Tyler Hamilton was a teammate of banned cyclist Lance Armstrong during the 1999, 2000 and 2001 Tour de France where Armstrong won the Yellow jersey. According to the forthcoming book of Hamilton, “The Secret Race”, Armstrong built an elaborate doping program within his Tour de France teams and hid his corruption from the adoring public through intimidation, lies and sabotage.
Hamilton says: “If you were careful and paid attention, you could dope and be 99% certain that you would not get caught. They’ve got their doctors, and we’ve got ours, and ours are better. Better paid, for sure.”
In 2009, Armstrong’s former teammate Tyler Hamilton and writer Daniel Coyle met for dinner at a restaurant in Boulder, Colorado. The two had met five years before while Coyle was writing his bestselling book, Lance Armstrong: Tour de Force. But this time, Tyler had something else on his mind. He finally wanted to come clean, about everything: the doping, the lying, his years as Lance Armstrong’s teammate on U.S. Postal, his decade spent running from the truth. ‘I’m sorry,’ he told Coyle. ‘It just feels so good to be able to talk about this. I’ve been quiet for so many years.’

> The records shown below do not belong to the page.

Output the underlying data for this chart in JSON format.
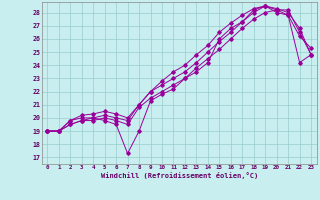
{
  "xlabel": "Windchill (Refroidissement éolien,°C)",
  "bg_color": "#c8eef0",
  "grid_color": "#99cccc",
  "line_color": "#990099",
  "xlim": [
    -0.5,
    23.5
  ],
  "ylim": [
    16.5,
    28.8
  ],
  "yticks": [
    17,
    18,
    19,
    20,
    21,
    22,
    23,
    24,
    25,
    26,
    27,
    28
  ],
  "xticks": [
    0,
    1,
    2,
    3,
    4,
    5,
    6,
    7,
    8,
    9,
    10,
    11,
    12,
    13,
    14,
    15,
    16,
    17,
    18,
    19,
    20,
    21,
    22,
    23
  ],
  "series": [
    [
      19.0,
      19.0,
      19.5,
      19.8,
      20.0,
      19.8,
      19.5,
      17.3,
      19.0,
      21.3,
      21.8,
      22.2,
      23.0,
      23.5,
      24.2,
      26.0,
      26.8,
      27.3,
      28.2,
      28.5,
      28.2,
      27.8,
      26.2,
      25.3
    ],
    [
      19.0,
      19.0,
      19.5,
      19.8,
      19.8,
      20.0,
      19.8,
      19.5,
      20.8,
      21.5,
      22.0,
      22.5,
      23.0,
      23.8,
      24.5,
      25.2,
      26.0,
      26.8,
      27.5,
      28.0,
      28.2,
      28.2,
      26.5,
      24.8
    ],
    [
      19.0,
      19.0,
      19.8,
      20.0,
      20.0,
      20.2,
      20.0,
      19.8,
      21.0,
      22.0,
      22.5,
      23.0,
      23.5,
      24.2,
      25.0,
      25.8,
      26.5,
      27.3,
      28.0,
      28.5,
      28.3,
      28.0,
      26.8,
      24.8
    ],
    [
      19.0,
      19.0,
      19.8,
      20.2,
      20.3,
      20.5,
      20.3,
      20.0,
      21.0,
      22.0,
      22.8,
      23.5,
      24.0,
      24.8,
      25.5,
      26.5,
      27.2,
      27.8,
      28.3,
      28.5,
      28.0,
      27.8,
      24.2,
      24.8
    ]
  ]
}
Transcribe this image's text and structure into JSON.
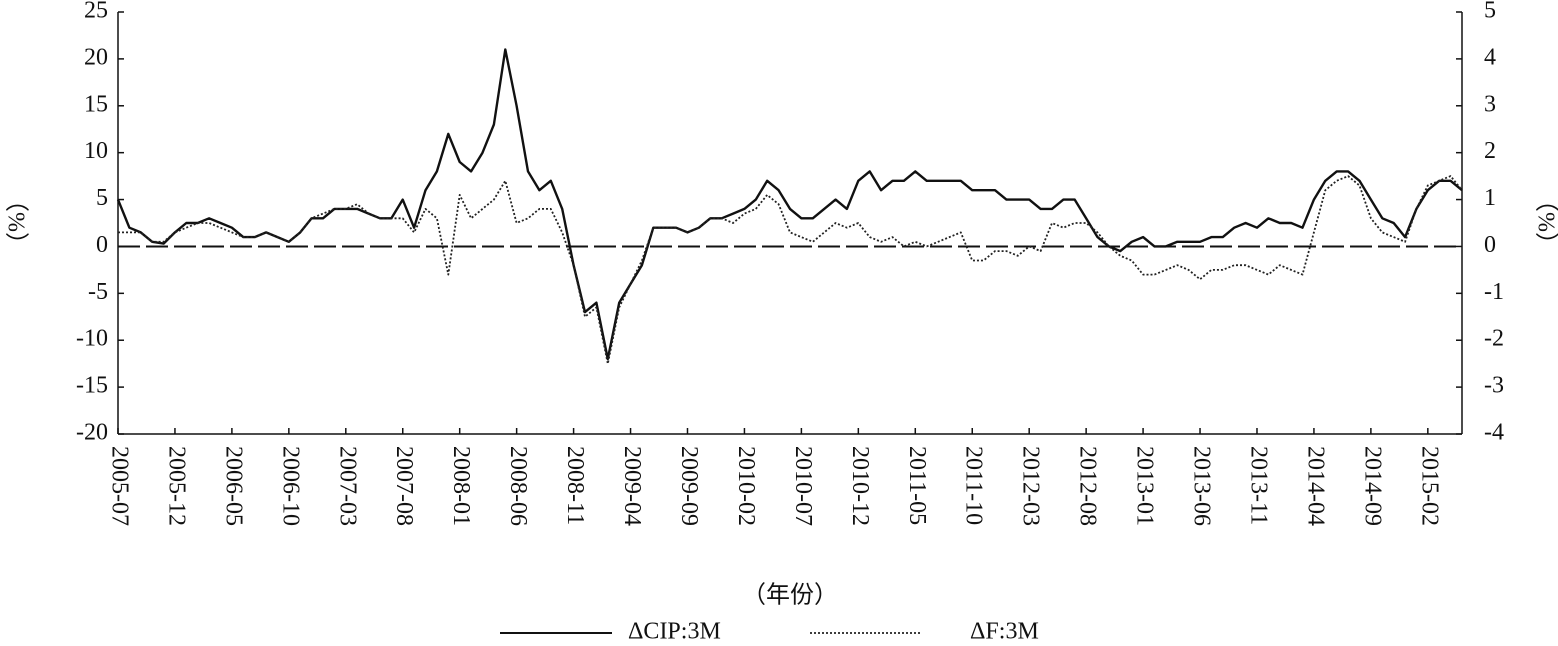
{
  "chart_data": {
    "type": "line",
    "x_label": "（年份）",
    "y_label": "（%）",
    "y2_label": "（%）",
    "x": [
      "2005-07",
      "2005-08",
      "2005-09",
      "2005-10",
      "2005-11",
      "2005-12",
      "2006-01",
      "2006-02",
      "2006-03",
      "2006-04",
      "2006-05",
      "2006-06",
      "2006-07",
      "2006-08",
      "2006-09",
      "2006-10",
      "2006-11",
      "2006-12",
      "2007-01",
      "2007-02",
      "2007-03",
      "2007-04",
      "2007-05",
      "2007-06",
      "2007-07",
      "2007-08",
      "2007-09",
      "2007-10",
      "2007-11",
      "2007-12",
      "2008-01",
      "2008-02",
      "2008-03",
      "2008-04",
      "2008-05",
      "2008-06",
      "2008-07",
      "2008-08",
      "2008-09",
      "2008-10",
      "2008-11",
      "2008-12",
      "2009-01",
      "2009-02",
      "2009-03",
      "2009-04",
      "2009-05",
      "2009-06",
      "2009-07",
      "2009-08",
      "2009-09",
      "2009-10",
      "2009-11",
      "2009-12",
      "2010-01",
      "2010-02",
      "2010-03",
      "2010-04",
      "2010-05",
      "2010-06",
      "2010-07",
      "2010-08",
      "2010-09",
      "2010-10",
      "2010-11",
      "2010-12",
      "2011-01",
      "2011-02",
      "2011-03",
      "2011-04",
      "2011-05",
      "2011-06",
      "2011-07",
      "2011-08",
      "2011-09",
      "2011-10",
      "2011-11",
      "2011-12",
      "2012-01",
      "2012-02",
      "2012-03",
      "2012-04",
      "2012-05",
      "2012-06",
      "2012-07",
      "2012-08",
      "2012-09",
      "2012-10",
      "2012-11",
      "2012-12",
      "2013-01",
      "2013-02",
      "2013-03",
      "2013-04",
      "2013-05",
      "2013-06",
      "2013-07",
      "2013-08",
      "2013-09",
      "2013-10",
      "2013-11",
      "2013-12",
      "2014-01",
      "2014-02",
      "2014-03",
      "2014-04",
      "2014-05",
      "2014-06",
      "2014-07",
      "2014-08",
      "2014-09",
      "2014-10",
      "2014-11",
      "2014-12",
      "2015-01",
      "2015-02",
      "2015-03",
      "2015-04",
      "2015-05"
    ],
    "xlim": [
      "2005-07",
      "2015-05"
    ],
    "xticks": [
      "2005-07",
      "2005-12",
      "2006-05",
      "2006-10",
      "2007-03",
      "2007-08",
      "2008-01",
      "2008-06",
      "2008-11",
      "2009-04",
      "2009-09",
      "2010-02",
      "2010-07",
      "2010-12",
      "2011-05",
      "2011-10",
      "2012-03",
      "2012-08",
      "2013-01",
      "2013-06",
      "2013-11",
      "2014-04",
      "2014-09",
      "2015-02"
    ],
    "ylim": [
      -20,
      25
    ],
    "yticks": [
      -20,
      -15,
      -10,
      -5,
      0,
      5,
      10,
      15,
      20,
      25
    ],
    "y2lim": [
      -4,
      5
    ],
    "y2ticks": [
      -4,
      -3,
      -2,
      -1,
      0,
      1,
      2,
      3,
      4,
      5
    ],
    "reference_line": 0,
    "series": [
      {
        "name": "ΔCIP:3M",
        "color": "#111111",
        "style": "solid",
        "axis": "y",
        "values": [
          5,
          2,
          1.5,
          0.5,
          0.3,
          1.5,
          2.5,
          2.5,
          3,
          2.5,
          2,
          1,
          1,
          1.5,
          1,
          0.5,
          1.5,
          3,
          3,
          4,
          4,
          4,
          3.5,
          3,
          3,
          5,
          2,
          6,
          8,
          12,
          9,
          8,
          10,
          13,
          21,
          15,
          8,
          6,
          7,
          4,
          -2,
          -7,
          -6,
          -12,
          -6,
          -4,
          -2,
          2,
          2,
          2,
          1.5,
          2,
          3,
          3,
          3.5,
          4,
          5,
          7,
          6,
          4,
          3,
          3,
          4,
          5,
          4,
          7,
          8,
          6,
          7,
          7,
          8,
          7,
          7,
          7,
          7,
          6,
          6,
          6,
          5,
          5,
          5,
          4,
          4,
          5,
          5,
          3,
          1,
          0,
          -0.5,
          0.5,
          1,
          0,
          0,
          0.5,
          0.5,
          0.5,
          1,
          1,
          2,
          2.5,
          2,
          3,
          2.5,
          2.5,
          2,
          5,
          7,
          8,
          8,
          7,
          5,
          3,
          2.5,
          1,
          4,
          6,
          7,
          7,
          6
        ]
      },
      {
        "name": "ΔF:3M",
        "color": "#222222",
        "style": "dotted",
        "axis": "y2",
        "values": [
          0.3,
          0.3,
          0.3,
          0.1,
          0.1,
          0.3,
          0.4,
          0.5,
          0.5,
          0.4,
          0.3,
          0.2,
          0.2,
          0.3,
          0.2,
          0.1,
          0.3,
          0.6,
          0.7,
          0.8,
          0.8,
          0.9,
          0.7,
          0.6,
          0.6,
          0.6,
          0.3,
          0.8,
          0.6,
          -0.6,
          1.1,
          0.6,
          0.8,
          1.0,
          1.4,
          0.5,
          0.6,
          0.8,
          0.8,
          0.3,
          -0.4,
          -1.5,
          -1.3,
          -2.5,
          -1.3,
          -0.8,
          -0.3,
          0.4,
          0.4,
          0.4,
          0.3,
          0.4,
          0.6,
          0.6,
          0.5,
          0.7,
          0.8,
          1.1,
          0.9,
          0.3,
          0.2,
          0.1,
          0.3,
          0.5,
          0.4,
          0.5,
          0.2,
          0.1,
          0.2,
          0,
          0.1,
          0,
          0.1,
          0.2,
          0.3,
          -0.3,
          -0.3,
          -0.1,
          -0.1,
          -0.2,
          0,
          -0.1,
          0.5,
          0.4,
          0.5,
          0.5,
          0.3,
          0,
          -0.2,
          -0.3,
          -0.6,
          -0.6,
          -0.5,
          -0.4,
          -0.5,
          -0.7,
          -0.5,
          -0.5,
          -0.4,
          -0.4,
          -0.5,
          -0.6,
          -0.4,
          -0.5,
          -0.6,
          0.3,
          1.2,
          1.4,
          1.5,
          1.3,
          0.6,
          0.3,
          0.2,
          0.1,
          0.8,
          1.3,
          1.4,
          1.5,
          1.2
        ]
      }
    ]
  }
}
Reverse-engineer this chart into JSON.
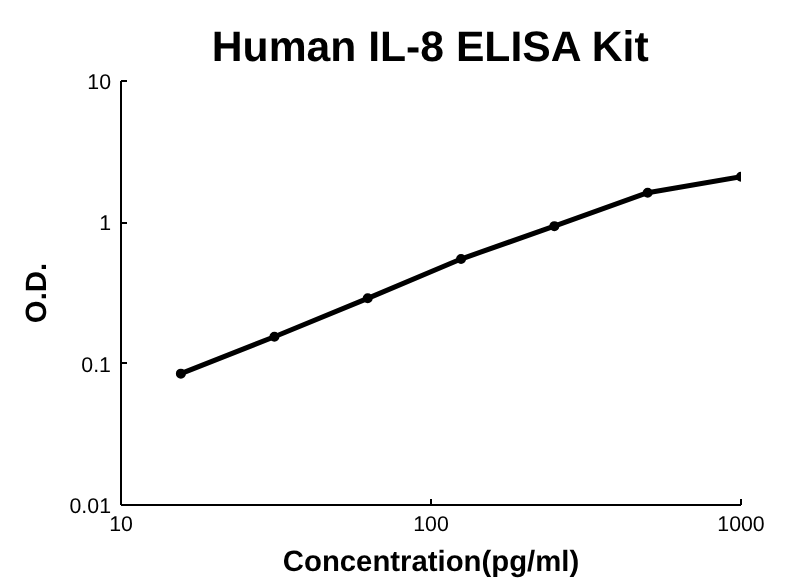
{
  "chart_data": {
    "type": "line",
    "title": "Human IL-8 ELISA Kit",
    "xlabel": "Concentration(pg/ml)",
    "ylabel": "O.D.",
    "x": [
      15.6,
      31.25,
      62.5,
      125,
      250,
      500,
      1000
    ],
    "series": [
      {
        "color": "#000000",
        "values": [
          0.085,
          0.155,
          0.29,
          0.55,
          0.94,
          1.62,
          2.1
        ]
      }
    ],
    "log": "xy",
    "xlim": [
      10,
      1000
    ],
    "ylim": [
      0.01,
      10
    ],
    "xticks": [
      10,
      100,
      1000
    ],
    "yticks": [
      0.01,
      0.1,
      1,
      10
    ],
    "marker": "circle",
    "line_style": "solid",
    "grid": false
  }
}
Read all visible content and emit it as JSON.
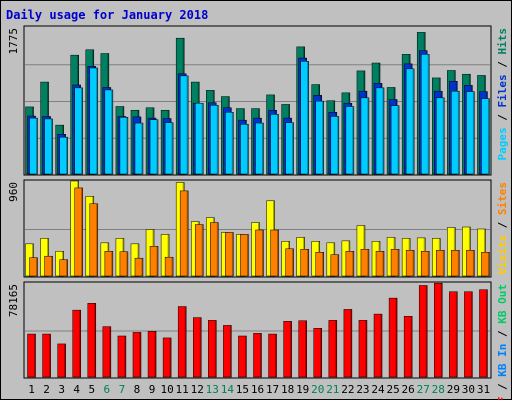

Over the next eighteen months, Hamilton would tell his story – and his sport’s story – in explosive detail, never sparing himself in the process. In a way, he became as obsessed with telling the truth as he had been with winning the Tour de France just a few years before. The result of this determination is The Secret Race, a book that pulls back the curtain and takes us into the secret world of professional cycling like never before. A world populated by unbelievably driven – and some flawed – characters. A world where the competition used every means to get an edge, and the options were stark. A world where it often felt like there was no choice.